The Impact of Environmental, Social, and Governance Disclosure on Financial Performance with Green Intellectual Capital as an Intervening Variable

Authors

  • Roudhotul Jannah Accounting Study Program, Faculty of Economics and Business, Universitas Sultan Ageng Tirtayasa, Indonesia.
  • Windu Mulyasari Accounting Study Program, Faculty of Economics and Business, Universitas Sultan Ageng Tirtayasa, Indonesia.

The aim of this research is to identify the relationship between Environmental, Social, and Governance (ESG) disclosure and financial performance measured using ROA with Green Intellectual Capital as an intervening variable. Green Intellectual Capital is measured by three components: Green Human Capital, Green Structural Capital, and Green Relational Capital. This type of research uses a quantitative method. To see how the independent variable impacts the dependent variable, this research uses panel data regression, which is a combination of time series data and cross-sectional data.The researcher uses Stata 14, a statistics and data software created by StataCorp in 1985 and used for statistical analysis.

The data source for this study is based on financial statements, annual reports, and sustainability reports of companies in the energy sector for the period ending December 31, 2020–2023. Data was accessed through the official website of the Indonesia Stock Exchange (IDX) at www.idx.co.id and the official company websites. Additionally, data sources for this research were accessed through the official Thomson Reuters Eikon site to obtain the ESG scores of the companies studied.
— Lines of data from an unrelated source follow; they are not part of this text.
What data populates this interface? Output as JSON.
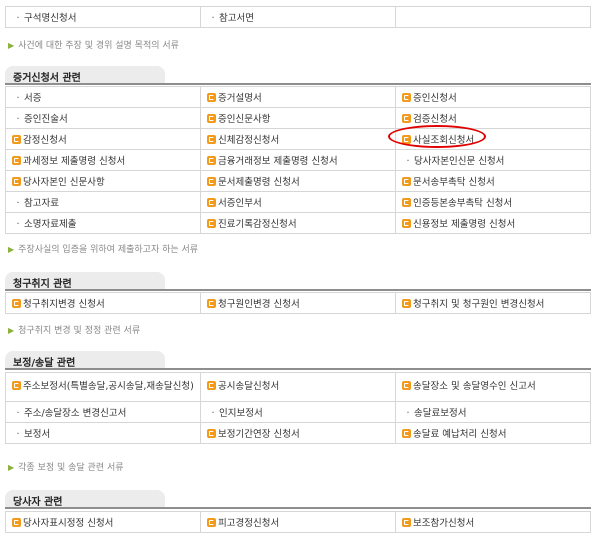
{
  "top_rows": [
    [
      {
        "icon": "bullet",
        "text": "구석명신청서"
      },
      {
        "icon": "bullet",
        "text": "참고서면"
      },
      {
        "icon": "",
        "text": ""
      }
    ]
  ],
  "top_note": "사건에 대한 주장 및 경위 설명 목적의 서류",
  "sections": {
    "evidence": {
      "title": "증거신청서 관련",
      "rows": [
        [
          {
            "icon": "bullet",
            "text": "서증"
          },
          {
            "icon": "doc",
            "text": "증거설명서"
          },
          {
            "icon": "doc",
            "text": "증인신청서"
          }
        ],
        [
          {
            "icon": "bullet",
            "text": "증인진술서"
          },
          {
            "icon": "doc",
            "text": "증인신문사항"
          },
          {
            "icon": "doc",
            "text": "검증신청서"
          }
        ],
        [
          {
            "icon": "doc",
            "text": "감정신청서"
          },
          {
            "icon": "doc",
            "text": "신체감정신청서"
          },
          {
            "icon": "doc",
            "text": "사실조회신청서"
          }
        ],
        [
          {
            "icon": "doc",
            "text": "과세정보 제출명령 신청서"
          },
          {
            "icon": "doc",
            "text": "금융거래정보 제출명령 신청서"
          },
          {
            "icon": "bullet",
            "text": "당사자본인신문 신청서"
          }
        ],
        [
          {
            "icon": "doc",
            "text": "당사자본인 신문사항"
          },
          {
            "icon": "doc",
            "text": "문서제출명령 신청서"
          },
          {
            "icon": "doc",
            "text": "문서송부촉탁 신청서"
          }
        ],
        [
          {
            "icon": "bullet",
            "text": "참고자료"
          },
          {
            "icon": "doc",
            "text": "서증인부서"
          },
          {
            "icon": "doc",
            "text": "인증등본송부촉탁 신청서"
          }
        ],
        [
          {
            "icon": "bullet",
            "text": "소명자료제출"
          },
          {
            "icon": "doc",
            "text": "진료기록감정신청서"
          },
          {
            "icon": "doc",
            "text": "신용정보 제출명령 신청서"
          }
        ]
      ],
      "note": "주장사실의 입증을 위하여 제출하고자 하는 서류"
    },
    "claim": {
      "title": "청구취지 관련",
      "rows": [
        [
          {
            "icon": "doc",
            "text": "청구취지변경 신청서"
          },
          {
            "icon": "doc",
            "text": "청구원인변경 신청서"
          },
          {
            "icon": "doc",
            "text": "청구취지 및 청구원인 변경신청서"
          }
        ]
      ],
      "note": "청구취지 변경 및 정정 관련 서류"
    },
    "service": {
      "title": "보정/송달 관련",
      "rows": [
        [
          {
            "icon": "doc",
            "text": "주소보정서(특별송달,공시송달,재송달신청)"
          },
          {
            "icon": "doc",
            "text": "공시송달신청서"
          },
          {
            "icon": "doc",
            "text": "송달장소 및 송달영수인 신고서"
          }
        ],
        [
          {
            "icon": "bullet",
            "text": "주소/송달장소 변경신고서"
          },
          {
            "icon": "bullet",
            "text": "인지보정서"
          },
          {
            "icon": "bullet",
            "text": "송달료보정서"
          }
        ],
        [
          {
            "icon": "bullet",
            "text": "보정서"
          },
          {
            "icon": "doc",
            "text": "보정기간연장 신청서"
          },
          {
            "icon": "doc",
            "text": "송달료 예납처리 신청서"
          }
        ]
      ],
      "note": "각종 보정 및 송달 관련 서류"
    },
    "party": {
      "title": "당사자 관련",
      "rows": [
        [
          {
            "icon": "doc",
            "text": "당사자표시정정 신청서"
          },
          {
            "icon": "doc",
            "text": "피고경정신청서"
          },
          {
            "icon": "doc",
            "text": "보조참가신청서"
          }
        ]
      ]
    }
  }
}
The results of this study indicate that ESG disclosure does not have a significant effect on ROA. ESG disclosure has a significant effect on GSC and GRC, while it does not have a significant effect on GRC. Furthermore, GSC has a significant effect on ROA, while GHC and GRC do not have a significant effect. GSC can mediate the relationship between ESG disclosure and ROA, while GHC and GRC cannot mediate.